Économie

Promotion des produits “Made in Burundi”: peu de clients malgré l’engagement des entreprises burundaises

Promotion des produits fabriqués au Burundi: le ministère du Commerce en collaboration avec la Chambre Fédérale de Commerce et d’Industrie du Burundi (CFCIB) et l’Agence burundaise de Promotion des Investissements (API) tiennent depuis le 29 juin au terrain de Tempête, une foire dénommée « Made in Burundi ». Elle se clôture ce dimanche. 

“Je gagne entre 20.000 Fbu et 30.000 FBu par jour, même si les clients viennent à compte-gouttes, certainement du fait de la longue durée de cette foire. Deux semaines, ce n’est pas peu”, explique Evelyne Munezero, qui expose l’artisanat. Ce sont les étrangers qui achètent le plus les produits traditionnels que présente cette mere de trois enfants venue de la commune Nyanza-Lac: “Je fabrique surtout les corbeilles, de 4.000 FBu à 7000 FBu chacune selon la qualité”. Dans cette foire, elle représente la coopérative Jijuka Duterimbere.

Et ce n’est pas la première fois qu’Evelyne participe dans des foires: en Ouganda où elle été pour la première fois, les clients ougandais s’arrachaient ses produits: “Le seul problème que nous avons rencontré là-bas, c’était la langue de communication. La plupart des artisans burundais ne connaissent pas l’anglais, ni le swahili alors qu’ils constituent un moyen efficace pour négocier les prix”. Du coup, certains commerçants burundais utilisaient des signes pour échanger avec les clients. Au terme de cette foire, Evelyne demande à l’État burundais “d’organiser les cours d’anglais, français et kiswahili pour faciliter le commerce dans la région de l’EAC et ailleurs pour les commerçants burundais.”

Plus loin, Rémi Nimubona, économiste du projet PROECCO Burundi de l’entreprise de fabrication des briques SKAT explique: “L’objectif de ma participation ne vise pas la vente mais plutôt la promotion de nos produits.” Démonstration sur le champ: “Le mur fait par les briques modernes dans un système de construction Rowlock a beaucoup d’avantages notamment la durabilité et porteur de plusieurs étages, etc. Pour un mur fait par les briques modernes, un mètre-carré coûte 28.000 FBu tandis que pour les briques traditionnelles, le coût est de 37.000 FBu, soit une différence d’environ de plus de 30%”.

Promouvoir la production et les échanges locaux

“La tenue de cette édition est une occasion pour les producteurs, non seulement d’exhiber et de vendre leurs produits mais aussi de faire connaitre au public l’existence des produits locaux, produits made in Burundi, et d’échanger les expériences”, indique Christophe Kinshasa, conseiller économique à la mairie de Bujumbura et représentant du Maire de la ville de Bujumbura.
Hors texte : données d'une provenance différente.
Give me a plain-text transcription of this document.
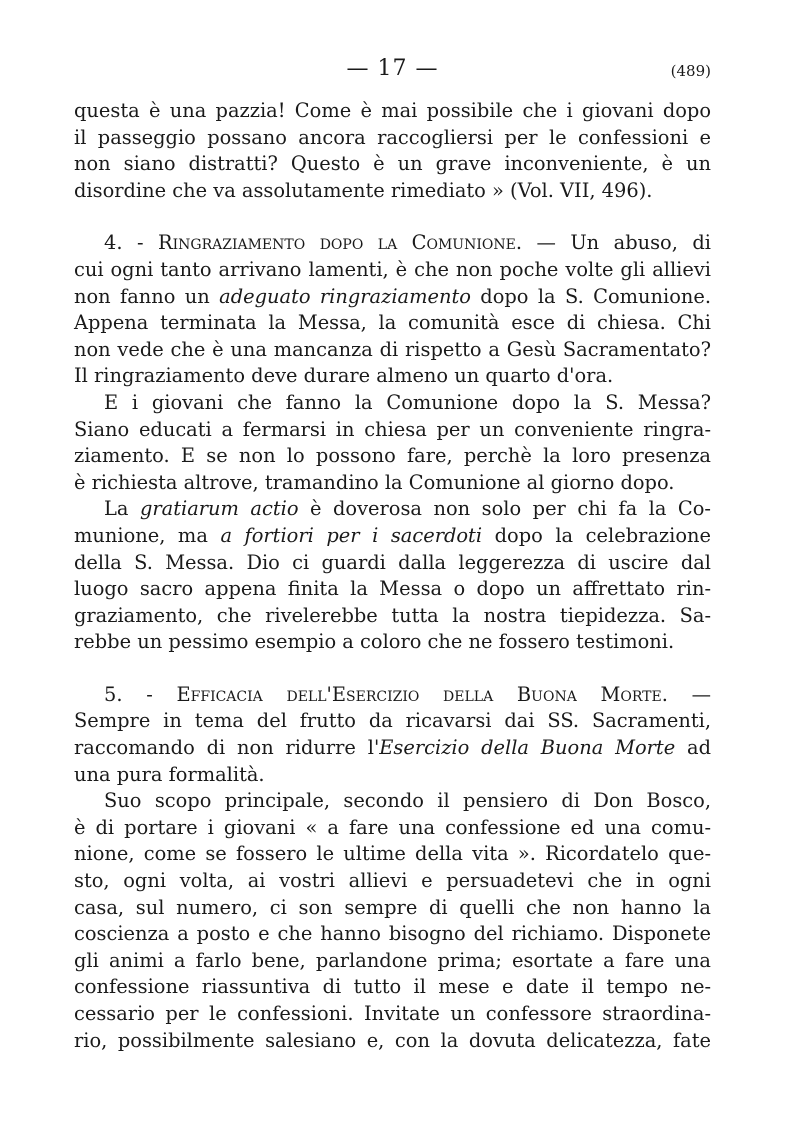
— 17 —	(489)
questa è una pazzia! Come è mai possibile che i giovani dopo
il passeggio possano ancora raccogliersi per le confessioni e
non siano distratti? Questo è un grave inconveniente, è un
disordine che va assolutamente rimediato » (Vol. VII, 496).
4. - Ringraziamento dopo la Comunione. — Un abuso, di
cui ogni tanto arrivano lamenti, è che non poche volte gli allievi
non fanno un adeguato ringraziamento dopo la S. Comunione.
Appena terminata la Messa, la comunità esce di chiesa. Chi
non vede che è una mancanza di rispetto a Gesù Sacramentato?
Il ringraziamento deve durare almeno un quarto d'ora.
E i giovani che fanno la Comunione dopo la S. Messa?
Siano educati a fermarsi in chiesa per un conveniente ringra-
ziamento. E se non lo possono fare, perchè la loro presenza
è richiesta altrove, tramandino la Comunione al giorno dopo.
La gratiarum actio è doverosa non solo per chi fa la Co-
munione, ma a fortiori per i sacerdoti dopo la celebrazione
della S. Messa. Dio ci guardi dalla leggerezza di uscire dal
luogo sacro appena finita la Messa o dopo un affrettato rin-
graziamento, che rivelerebbe tutta la nostra tiepidezza. Sa-
rebbe un pessimo esempio a coloro che ne fossero testimoni.
5. - Efficacia dell'Esercizio della Buona Morte. —
Sempre in tema del frutto da ricavarsi dai SS. Sacramenti,
raccomando di non ridurre l'Esercizio della Buona Morte ad
una pura formalità.
Suo scopo principale, secondo il pensiero di Don Bosco,
è di portare i giovani « a fare una confessione ed una comu-
nione, come se fossero le ultime della vita ». Ricordatelo que-
sto, ogni volta, ai vostri allievi e persuadetevi che in ogni
casa, sul numero, ci son sempre di quelli che non hanno la
coscienza a posto e che hanno bisogno del richiamo. Disponete
gli animi a farlo bene, parlandone prima; esortate a fare una
confessione riassuntiva di tutto il mese e date il tempo ne-
cessario per le confessioni. Invitate un confessore straordina-
rio, possibilmente salesiano e, con la dovuta delicatezza, fate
Et les opérateurs économiques ont répondu présent au rendez-vous: du secteur agricole aux produits artisanaux, des produits textiles à la construction, l’exposition-vente acceuille aussi des établissements offrant des services divers notamment les institutions bancaires et assurances, les centres hospitaliers, les centres d’enseignements professionnels spécialisés, les agences de voyages, du tourisme, de transport aérien et routier ainsi que les compagnies de communication et de téléphonie mobile.

Pour le secrétaire permanent au ministère du Commerce, d’Industrie et du Tourisme, Samson Ndayizeye, précise que l’objectif de cette foire s’inscrit “dans l’évaluation gouvernementale du pas franchi par les entreprises burundaises dans la production de divers produits locaux. Ce sera une occasion pour ceux qui travaillent dans l’informel de quitter leur isolement et de travailler dans le formel”. Et de demander à ceux qui n’ont pas encore certifié leurs produits d’approcher le Bureau Burundais de Normalisation (BBN) pour pouvoir travailler dans la légalité et s’offrir des opportunités d’exporter.

Mais des défis ne manquent pas dans son organisation: outre que les clients sont peu nombreux, la foire souffre d’une publicité peu agressive, le manque d’eau dans les pourtours et de réfrigérateurs pour ceux qui vendent des produits sensibles, mais aussi un accès difficile alors que la capitale fait face à des défis de transport public.